Это о влиянии непосредственном. А вот о предвосхищении, которое можно назвать влиянием Будущего на художника. Первая ввела в живопись машину (об этом особо). Первая ввела разное толкование одной и той же темы (циклы Подсолнухи, Павлины, 1913 г.). Первая воссоединила станковую живопись с декоративной, прежде слитые. Явные следы влияния на французских художников Леже, Люрса, Глэз, делающих это ныне, то есть пятнадцать лет спустя. Цветная плоскость, плоскостная живопись в противовес глубинной — русское влияние, возглавляемое Гончаровой. Первая ввела иллюстрации к музыке.[88]
У кого училась сама Гончарова? В Школе Живописи и Ваяния — ваянию. И, как дети говорят: «Дальше вес». Да, дальше — всё: жизнь — вся, природа — вся, погода — всякая, народы — все. У природы, а не у людей, у народов, а не у лиц.
Новатор. Переступим через пошлость этого слова — хотела ли Гончарова быть новатором? Нет, убеждена, что она просто хотела сказать свое, свое данное, данный ответ на данную вещь, сказать вещь. Хотеть дать новое, никогда не бывшее, это значит в данную минуту о бывшем думать, с чем-то сравнивать, что-то помнить, когда все нужно забыть. Все, кроме данной скромной, частной чистой задачи. Не только нужно забыть, нельзя не забыть. «Свое»? Нет, правду о вещи, вещь в состоянии правды, саму вещь. Как Блок сказал, обращаясь к женщине:
Хотеть дать «новое» (завтрашнее «старое»), это ведь того же порядка, что хотеть быть знаменитым, — здесь равнение по современникам, там по предшественникам, занятость собою, а не вещью, трех. Хотеть дать правду — вот единственное оправдание искусства, в оправдании (казармы, подвалы, траншеи, заводы, больницы, тюрьмы) — нуждающегося.
Гончарова и машина
В нашем живописании доселе все спевалось. Гончарова природы, народа, народов, со всей древностью деревенской крови в недавности дворянских жил, Гончарова — деревня, Гончарова — древность. Гончарова — дерево, древняя, деревенская, деревянная, древесная, Гончарова с сердцевиной вместо сердца и древесиной вместо мяса, — земная, средиземная, красно-и-черно-земная, Гончарова — почвы, коры, норы — боящаяся часов («Вы только послушайте! Ведь это лошадь бежит по краю земли!»), сопутствующая лифту, пылящая пылесос (так и лежит в пыли, как в замше)
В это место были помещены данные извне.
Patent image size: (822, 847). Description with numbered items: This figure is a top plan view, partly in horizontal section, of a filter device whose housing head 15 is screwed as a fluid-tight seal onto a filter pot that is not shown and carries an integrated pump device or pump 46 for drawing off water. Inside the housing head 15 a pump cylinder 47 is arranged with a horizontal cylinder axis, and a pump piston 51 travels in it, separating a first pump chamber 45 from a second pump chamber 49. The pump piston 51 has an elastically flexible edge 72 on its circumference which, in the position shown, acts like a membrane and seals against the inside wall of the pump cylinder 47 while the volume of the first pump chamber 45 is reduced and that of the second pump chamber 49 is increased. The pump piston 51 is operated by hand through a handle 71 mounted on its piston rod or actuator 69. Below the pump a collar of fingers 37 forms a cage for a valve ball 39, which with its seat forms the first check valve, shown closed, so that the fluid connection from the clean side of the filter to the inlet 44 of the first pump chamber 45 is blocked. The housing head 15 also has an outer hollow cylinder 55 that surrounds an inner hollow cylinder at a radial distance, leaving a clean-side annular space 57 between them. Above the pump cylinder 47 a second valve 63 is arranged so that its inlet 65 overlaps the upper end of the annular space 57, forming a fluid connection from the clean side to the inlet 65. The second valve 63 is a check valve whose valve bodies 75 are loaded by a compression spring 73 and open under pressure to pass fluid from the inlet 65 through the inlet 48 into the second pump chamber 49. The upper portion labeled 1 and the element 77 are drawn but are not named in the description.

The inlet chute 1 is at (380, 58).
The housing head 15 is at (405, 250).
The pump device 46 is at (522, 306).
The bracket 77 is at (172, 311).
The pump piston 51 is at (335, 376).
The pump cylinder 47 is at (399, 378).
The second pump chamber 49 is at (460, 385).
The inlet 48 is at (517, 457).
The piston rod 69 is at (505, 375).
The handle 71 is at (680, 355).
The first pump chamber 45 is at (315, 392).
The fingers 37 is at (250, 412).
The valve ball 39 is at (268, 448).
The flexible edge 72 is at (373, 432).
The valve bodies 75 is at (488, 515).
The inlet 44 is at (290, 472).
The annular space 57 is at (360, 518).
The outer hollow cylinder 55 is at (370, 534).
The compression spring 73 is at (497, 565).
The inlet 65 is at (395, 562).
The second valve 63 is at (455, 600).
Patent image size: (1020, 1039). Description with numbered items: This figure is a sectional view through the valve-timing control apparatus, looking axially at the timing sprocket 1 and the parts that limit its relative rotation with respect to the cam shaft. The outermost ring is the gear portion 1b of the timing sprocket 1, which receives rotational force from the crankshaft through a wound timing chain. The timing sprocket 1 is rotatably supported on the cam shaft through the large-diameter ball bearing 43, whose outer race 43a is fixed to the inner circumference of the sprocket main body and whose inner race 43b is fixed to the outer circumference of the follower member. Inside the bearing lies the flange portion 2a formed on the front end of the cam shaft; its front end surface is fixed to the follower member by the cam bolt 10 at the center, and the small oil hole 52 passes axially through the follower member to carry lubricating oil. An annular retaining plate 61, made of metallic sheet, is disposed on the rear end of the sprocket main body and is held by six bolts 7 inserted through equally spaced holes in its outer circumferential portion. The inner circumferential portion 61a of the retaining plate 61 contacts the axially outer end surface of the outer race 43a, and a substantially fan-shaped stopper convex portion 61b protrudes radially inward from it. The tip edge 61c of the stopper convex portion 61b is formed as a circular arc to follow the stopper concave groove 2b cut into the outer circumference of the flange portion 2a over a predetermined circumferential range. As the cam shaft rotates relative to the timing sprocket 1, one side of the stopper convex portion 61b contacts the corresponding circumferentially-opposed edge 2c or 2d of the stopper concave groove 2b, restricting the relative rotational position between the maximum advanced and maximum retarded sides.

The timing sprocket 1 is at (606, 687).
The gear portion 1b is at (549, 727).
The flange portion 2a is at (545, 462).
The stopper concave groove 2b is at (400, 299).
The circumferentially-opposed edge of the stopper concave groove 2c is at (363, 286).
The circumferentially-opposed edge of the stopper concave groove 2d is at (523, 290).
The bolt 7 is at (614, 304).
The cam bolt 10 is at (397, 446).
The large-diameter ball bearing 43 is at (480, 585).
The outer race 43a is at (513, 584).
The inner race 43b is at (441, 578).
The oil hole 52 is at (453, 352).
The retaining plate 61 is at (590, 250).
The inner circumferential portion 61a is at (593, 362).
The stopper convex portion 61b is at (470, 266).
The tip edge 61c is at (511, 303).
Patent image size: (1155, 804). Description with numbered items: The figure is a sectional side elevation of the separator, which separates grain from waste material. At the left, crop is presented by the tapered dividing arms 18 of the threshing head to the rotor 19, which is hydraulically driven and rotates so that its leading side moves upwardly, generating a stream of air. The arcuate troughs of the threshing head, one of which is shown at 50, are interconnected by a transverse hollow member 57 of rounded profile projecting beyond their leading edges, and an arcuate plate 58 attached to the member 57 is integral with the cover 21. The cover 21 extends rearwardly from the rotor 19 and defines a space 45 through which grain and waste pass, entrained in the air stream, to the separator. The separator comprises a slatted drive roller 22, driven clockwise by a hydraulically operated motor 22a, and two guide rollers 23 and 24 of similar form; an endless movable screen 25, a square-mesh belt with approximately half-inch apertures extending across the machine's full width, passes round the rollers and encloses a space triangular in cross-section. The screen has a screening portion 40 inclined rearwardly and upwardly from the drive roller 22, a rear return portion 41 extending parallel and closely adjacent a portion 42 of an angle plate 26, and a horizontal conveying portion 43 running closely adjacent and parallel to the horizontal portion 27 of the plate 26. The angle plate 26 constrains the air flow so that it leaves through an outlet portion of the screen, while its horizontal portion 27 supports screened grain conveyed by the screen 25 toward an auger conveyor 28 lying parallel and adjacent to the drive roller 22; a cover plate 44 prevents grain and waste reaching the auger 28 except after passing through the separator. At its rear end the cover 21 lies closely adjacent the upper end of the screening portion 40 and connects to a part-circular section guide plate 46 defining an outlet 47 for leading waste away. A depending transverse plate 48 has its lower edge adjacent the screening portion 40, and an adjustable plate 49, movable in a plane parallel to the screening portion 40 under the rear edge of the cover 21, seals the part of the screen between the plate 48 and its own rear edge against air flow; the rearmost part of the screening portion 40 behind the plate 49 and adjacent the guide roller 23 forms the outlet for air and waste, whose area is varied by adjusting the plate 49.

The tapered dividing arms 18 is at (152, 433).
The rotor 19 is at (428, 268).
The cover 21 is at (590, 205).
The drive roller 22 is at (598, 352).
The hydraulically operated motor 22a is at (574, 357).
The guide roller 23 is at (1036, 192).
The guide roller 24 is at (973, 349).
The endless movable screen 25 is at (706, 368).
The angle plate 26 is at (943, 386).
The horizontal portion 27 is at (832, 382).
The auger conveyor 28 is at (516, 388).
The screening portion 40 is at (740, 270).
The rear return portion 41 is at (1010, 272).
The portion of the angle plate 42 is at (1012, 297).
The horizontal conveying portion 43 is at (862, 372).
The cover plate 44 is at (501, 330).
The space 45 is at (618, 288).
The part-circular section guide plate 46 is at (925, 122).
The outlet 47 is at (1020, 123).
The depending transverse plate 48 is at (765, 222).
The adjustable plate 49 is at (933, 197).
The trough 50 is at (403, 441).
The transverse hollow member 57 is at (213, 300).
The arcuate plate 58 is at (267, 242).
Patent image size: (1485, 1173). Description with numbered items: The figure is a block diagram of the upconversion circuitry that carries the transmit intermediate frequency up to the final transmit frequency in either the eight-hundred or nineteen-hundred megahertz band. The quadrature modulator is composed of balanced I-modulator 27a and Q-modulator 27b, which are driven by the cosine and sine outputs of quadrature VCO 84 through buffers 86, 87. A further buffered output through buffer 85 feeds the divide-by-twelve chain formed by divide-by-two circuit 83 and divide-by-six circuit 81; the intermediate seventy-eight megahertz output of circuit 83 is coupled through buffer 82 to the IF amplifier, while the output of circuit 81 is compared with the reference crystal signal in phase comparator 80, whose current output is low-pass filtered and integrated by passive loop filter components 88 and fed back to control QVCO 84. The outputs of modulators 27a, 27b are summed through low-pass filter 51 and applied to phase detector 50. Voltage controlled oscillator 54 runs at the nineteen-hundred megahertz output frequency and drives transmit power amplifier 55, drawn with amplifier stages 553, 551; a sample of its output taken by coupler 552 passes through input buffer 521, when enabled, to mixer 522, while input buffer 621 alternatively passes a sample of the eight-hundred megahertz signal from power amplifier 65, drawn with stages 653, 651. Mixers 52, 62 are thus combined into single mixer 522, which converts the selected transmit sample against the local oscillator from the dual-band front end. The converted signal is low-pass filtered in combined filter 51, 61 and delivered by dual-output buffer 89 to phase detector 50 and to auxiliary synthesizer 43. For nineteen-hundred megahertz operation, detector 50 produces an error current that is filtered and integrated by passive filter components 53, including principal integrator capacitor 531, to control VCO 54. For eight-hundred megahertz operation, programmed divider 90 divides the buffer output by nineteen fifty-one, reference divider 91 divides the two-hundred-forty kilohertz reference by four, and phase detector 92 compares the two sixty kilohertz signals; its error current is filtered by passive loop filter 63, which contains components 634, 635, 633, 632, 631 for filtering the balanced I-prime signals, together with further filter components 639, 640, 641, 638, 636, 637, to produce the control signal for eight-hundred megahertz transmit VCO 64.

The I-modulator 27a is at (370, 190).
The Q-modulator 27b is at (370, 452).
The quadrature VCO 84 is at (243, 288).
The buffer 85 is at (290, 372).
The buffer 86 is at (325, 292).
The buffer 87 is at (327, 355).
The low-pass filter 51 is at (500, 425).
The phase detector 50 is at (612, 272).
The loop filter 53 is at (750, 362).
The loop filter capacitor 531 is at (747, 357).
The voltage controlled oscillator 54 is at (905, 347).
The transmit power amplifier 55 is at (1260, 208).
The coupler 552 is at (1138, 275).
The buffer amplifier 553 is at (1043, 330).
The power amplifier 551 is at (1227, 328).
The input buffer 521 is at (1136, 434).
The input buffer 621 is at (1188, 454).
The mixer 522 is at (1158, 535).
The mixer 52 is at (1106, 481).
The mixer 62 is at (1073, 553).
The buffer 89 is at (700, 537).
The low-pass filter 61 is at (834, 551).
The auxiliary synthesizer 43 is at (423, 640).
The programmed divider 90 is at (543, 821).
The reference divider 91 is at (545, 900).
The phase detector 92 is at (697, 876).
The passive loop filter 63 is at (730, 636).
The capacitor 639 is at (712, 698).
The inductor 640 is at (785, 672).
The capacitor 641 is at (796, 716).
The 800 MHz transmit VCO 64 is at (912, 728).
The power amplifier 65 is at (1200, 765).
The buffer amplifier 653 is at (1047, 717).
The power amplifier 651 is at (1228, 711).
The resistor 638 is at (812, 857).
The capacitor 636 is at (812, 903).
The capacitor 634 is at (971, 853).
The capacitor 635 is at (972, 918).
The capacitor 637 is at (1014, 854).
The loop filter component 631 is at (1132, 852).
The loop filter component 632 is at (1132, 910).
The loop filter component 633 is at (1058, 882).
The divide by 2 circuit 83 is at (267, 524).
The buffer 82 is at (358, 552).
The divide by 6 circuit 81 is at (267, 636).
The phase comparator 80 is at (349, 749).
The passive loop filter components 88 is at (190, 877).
— Гончарова первая ввела машину в живопись.
Удар пойдет не оттуда, откуда ждут. Машина не мертвая. Не мертво то, что воет человеческим — нечеловеческим! — голосом, таким — какого и не подозревал изобретатель! — сгибается, как рука в локте, и как рука же, разогнувшись, убивает, ходит, как колено в коленной чашке, не мертво, что вдруг — взрывается или: стоп — внезапно отказывается жить. Машина была бы мертва, если бы никогда не останавливалась. Пока она хочет есть, пока она вдруг не хочет дальше или не может больше, кончает быть — она живая. Мертвым был бы только perpetuum mobile (чего? смерти, конечно). В ее смертности — залог ее живости. Раз умер — жил. Не умирает на земле — только мертвец.
Не потому, что мертвая, противуставляю машину живой Гончаровой, а потому что — убийца. Чего? Спросите беспалого рабочего. Спросите любого рабочего. Не забудьте и крестьянина, у которого дети «в городе». Спросите русских кустарей. Убийца всего творческого начала: от руки, творящей, до творения этой руки. Убийца всего «от руки», всего творчества, всей Гончаровой. Гончаровой машины — лишняя, но мало лишняя — еще и помеха: то внешне-лишнее, становящееся — хоти не хоти — внутренним, врывающееся — через слух и глаз — внутрь. Гончарова скачущую лошадь часов слышит в себе. Сначала скачущую лошадь на краю света, потом внутри тела: сердца. Физическое сердцебиение в ответ и в лад. Как можно, будучи Гончаровой — самим оком, самим эхом, — не отозваться на такую вещь, как машина? Всей обратностью отзывается, всей враждой. Вводи не вводи в дом, но ведь когда-нибудь из дома — выйдешь! А не выйдешь — сама войдет, в виде — хотя бы жилетных часов — гостя. И лошадь будет скакать. (Знаю эту лошадь: конь Блед, по краю земли-конца земли!)